Krieg in Syrien: Offensive auf letztes Rebellengebiet
Nach schweren Luftangriffen rücken Bodentruppen auf das syrische Rebellengebiet Idlib vor. Kliniken wurden gezielt bombardiert.
Die Bodenoffensive folgt auf wochenlange Angriffe der syrischen und russischen Luftwaffen. Dabei fielen in den vergangenen neun Tagen Bomben auf zwölf Krankenhäuser, die bei der UN-Nothilfeagentur als solche registriert sind und deren Koordinaten damit den syrischen und russischen Regierungen bekannt sind, erklärte die in Kanada ansässige Hilfsorganisation syrischer Ärzte im Exil UOSSM.
UN-Quellen sprachen vom Einsatz geächteter Fassbomben. „Die Angriffe mit Fassbomben sind die schlimmsten, die wir seit 15 Monaten gesehen haben“, erklärte der humanitäre UN-Koordinator Panos Moumtzis. Ein Video aus einem Vertriebenenlager im Süden Idlib zeigt, wie „Weißhelme“ versuchen, schwerverletzte Zivilisten zu versorgen, während um sie herum verkohlte Leichen geborgen werden.

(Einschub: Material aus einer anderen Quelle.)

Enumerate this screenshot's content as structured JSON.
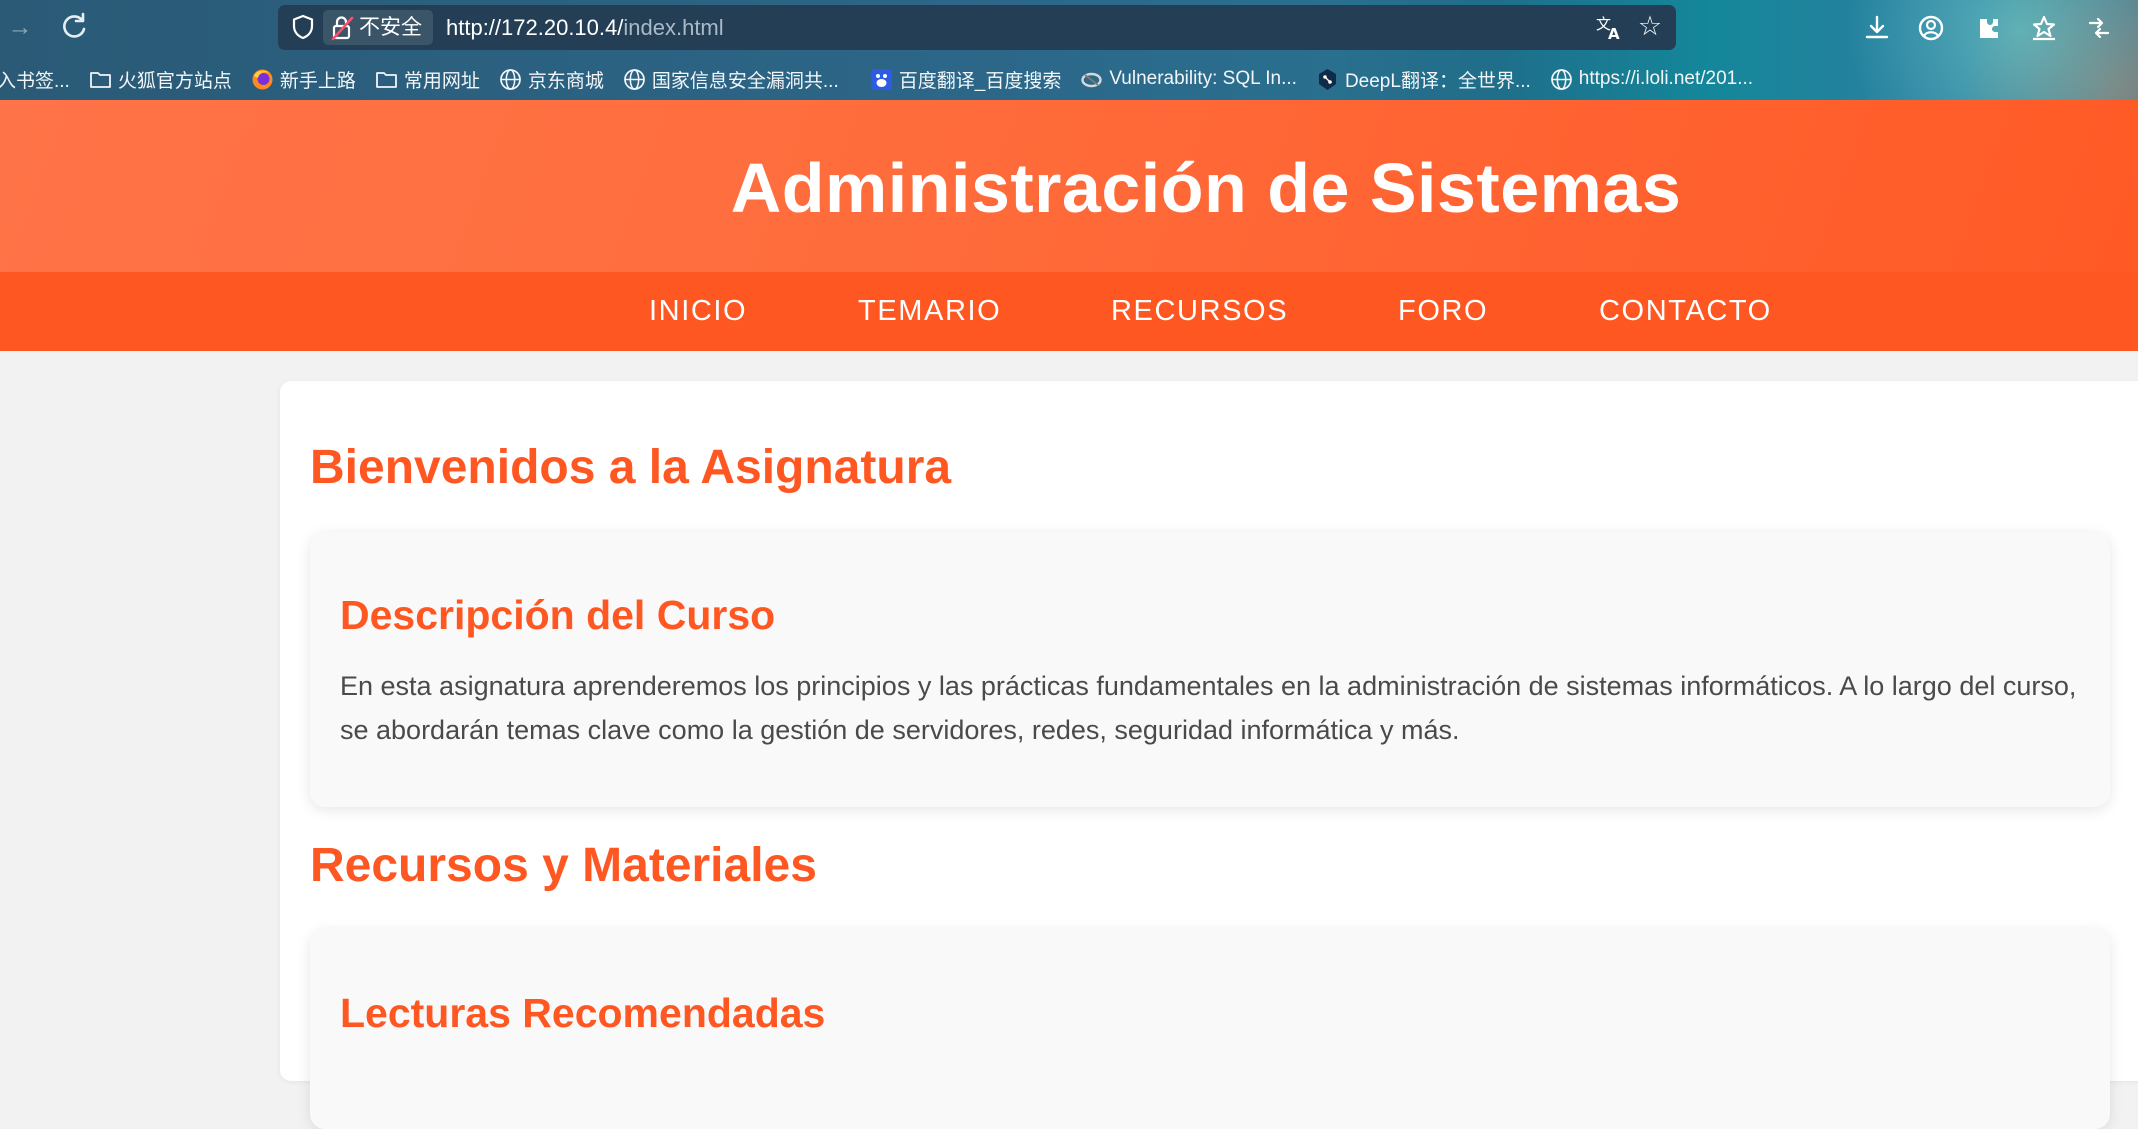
{
  "browser": {
    "insecure_label": "不安全",
    "url_host": "http://172.20.10.4/",
    "url_path": "index.html",
    "icons": [
      "forward-icon",
      "reload-icon",
      "shield-icon",
      "lock-icon",
      "translate-icon",
      "star-icon",
      "download-icon",
      "account-icon",
      "extension-icon",
      "bookmark-star-icon",
      "sync-icon"
    ]
  },
  "bookmarks": [
    {
      "label": "入书签...",
      "icon": "none"
    },
    {
      "label": "火狐官方站点",
      "icon": "folder-icon"
    },
    {
      "label": "新手上路",
      "icon": "firefox-icon"
    },
    {
      "label": "常用网址",
      "icon": "folder-icon"
    },
    {
      "label": "京东商城",
      "icon": "globe-icon"
    },
    {
      "label": "国家信息安全漏洞共...",
      "icon": "globe-icon"
    },
    {
      "label": "百度翻译_百度搜索",
      "icon": "baidu-icon"
    },
    {
      "label": "Vulnerability: SQL In...",
      "icon": "dvwa-icon"
    },
    {
      "label": "DeepL翻译：全世界...",
      "icon": "deepl-icon"
    },
    {
      "label": "https://i.loli.net/201...",
      "icon": "globe-icon"
    }
  ],
  "site": {
    "title": "Administración de Sistemas",
    "nav": [
      "INICIO",
      "TEMARIO",
      "RECURSOS",
      "FORO",
      "CONTACTO"
    ],
    "welcome_heading": "Bienvenidos a la Asignatura",
    "description_heading": "Descripción del Curso",
    "description_text": "En esta asignatura aprenderemos los principios y las prácticas fundamentales en la administración de sistemas informáticos. A lo largo del curso, se abordarán temas clave como la gestión de servidores, redes, seguridad informática y más.",
    "resources_heading": "Recursos y Materiales",
    "readings_heading": "Lecturas Recomendadas"
  },
  "colors": {
    "accent": "#ff5722",
    "header_gradient_start": "#ff7348",
    "page_background": "#f2f2f2",
    "card_background": "#f9f9f9",
    "body_text": "#4a4a4a"
  }
}
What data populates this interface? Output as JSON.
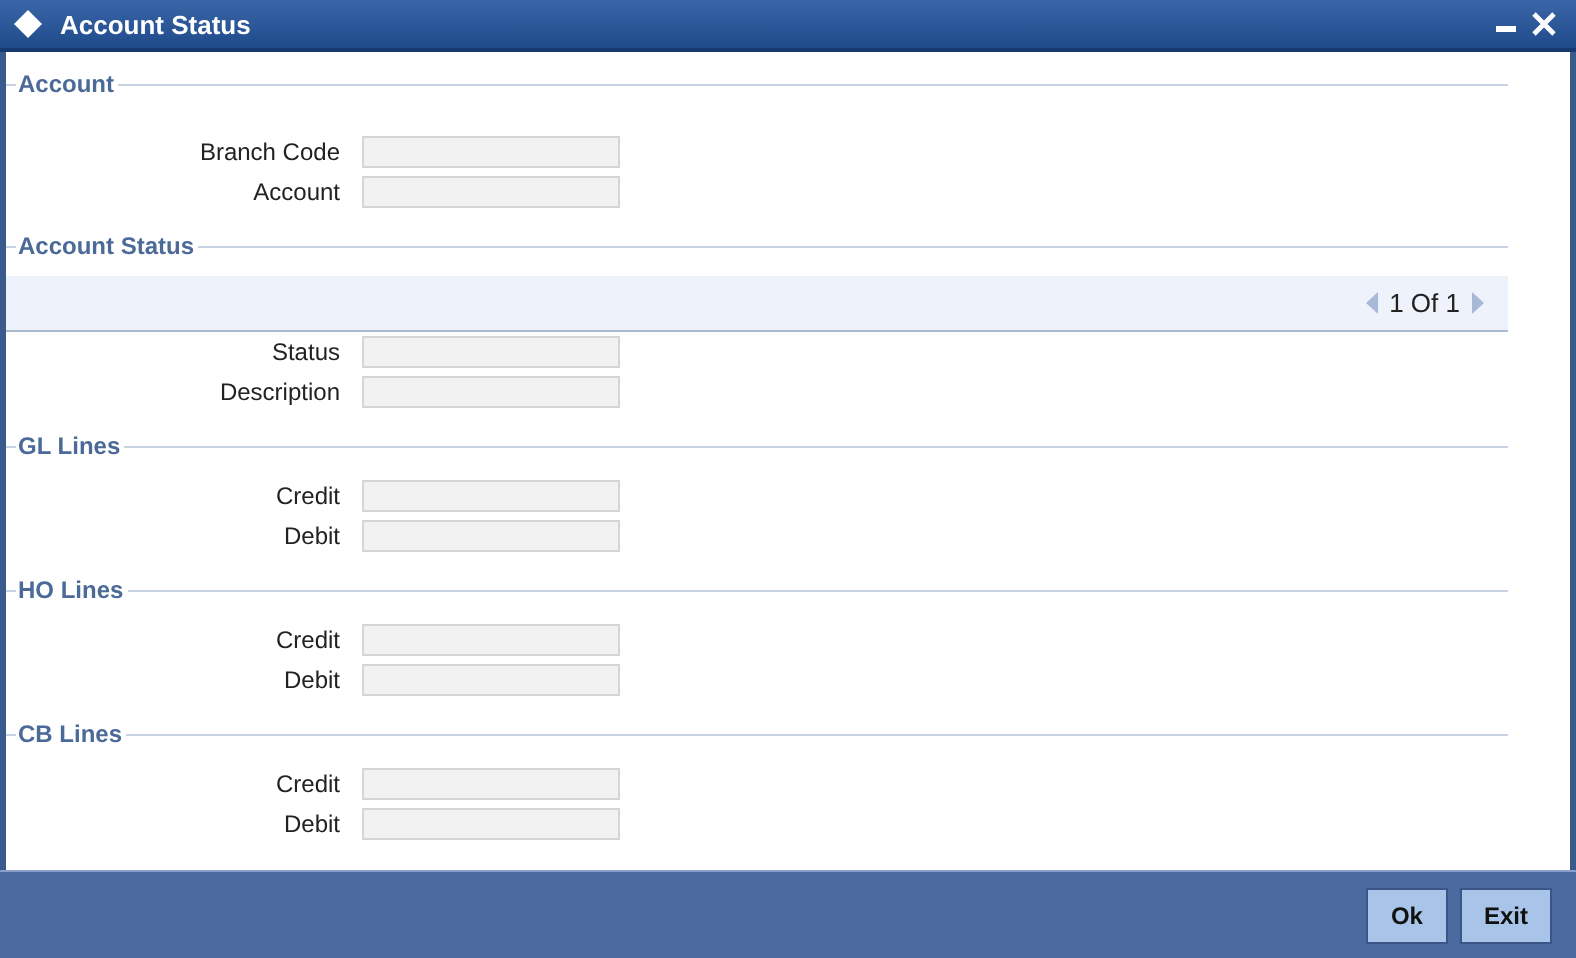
{
  "window": {
    "title": "Account Status"
  },
  "sections": [
    {
      "title": "Account",
      "fields": [
        {
          "label": "Branch Code"
        },
        {
          "label": "Account"
        }
      ]
    },
    {
      "title": "Account Status",
      "pager": {
        "text": "1 Of 1"
      },
      "fields": [
        {
          "label": "Status"
        },
        {
          "label": "Description"
        }
      ]
    },
    {
      "title": "GL Lines",
      "fields": [
        {
          "label": "Credit"
        },
        {
          "label": "Debit"
        }
      ]
    },
    {
      "title": "HO Lines",
      "fields": [
        {
          "label": "Credit"
        },
        {
          "label": "Debit"
        }
      ]
    },
    {
      "title": "CB Lines",
      "fields": [
        {
          "label": "Credit"
        },
        {
          "label": "Debit"
        }
      ]
    }
  ],
  "buttons": [
    "Ok",
    "Exit"
  ]
}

Das Gebiet um Idlib im Nordwesten Syriens ist das letzte größere Rebellengebiet des Landes. Eigentlich gilt hier ein Waffenstillstand, den Russland und die Türkei als Schutzmächte beider Seiten garantieren. Er ist brüchig geworden, seit im Januar die Al-Qaida-nahe Miliz Haiat Tahrir al-Scham (HTS) gemäßigte Rebellen aus zahlreichen Orten verdrängte.
Drei Millionen Menschen
Die Angriffe gelten unterschiedslos Orten aller Fraktionen. Außerdem wurden bei der Einnahme anderer Rebellengebiete Syriens immer wieder Zivilbevölkerungen in das Gebiet Idlib evakuiert – dort leben jetzt drei Millionen Menschen, ein Drittel der noch in Syrien befindlichen Bevölkerung, viele davon schutzlos in Flüchtlingslagern.
Die Offensive kommt zu einer Zeit, in der sich die Regierung Assad zunehmenden Protesten im eigenen Lager erwehren muss, da Benzinlieferungen aus dem Iran ausbleiben und das Überleben im Regierungsgebiet immer schwieriger wird.
Panos Moumtzis, UN
Im Rebellengebiet mussten aufgrund der Angriffe sämtliche humanitären Aktivitäten eingestellt werden. Schulen, Krankenhäuser und andere zivile Einrichtungen können nicht mehr sicher arbeiten. „Ein Großeinmarsch bedroht das Leben von rund drei Millionen Zivilisten, mindestens die Hälfte davon Kinder“, warnt das in Großbritannien ansässige islamische Hilfswerk Umma Welfare Trust.
Die Vereinten Nationen warnen vor einer erneuten Massenflucht Richtung Türkei: Seit Februar seien im Nordwesten Syriens bereits knapp 140.000 Menschen in die Flucht getrieben worden, hieß es, und Tausende mehr seien jetzt unterwegs. Unklar ist, wie sich die Türkei verhalten wird, falls ihre „Beobachtungsposten“ im Rebellengebiet zur Überwachung der Waffenruhe in das Kampfgeschehen hineingezogen werden.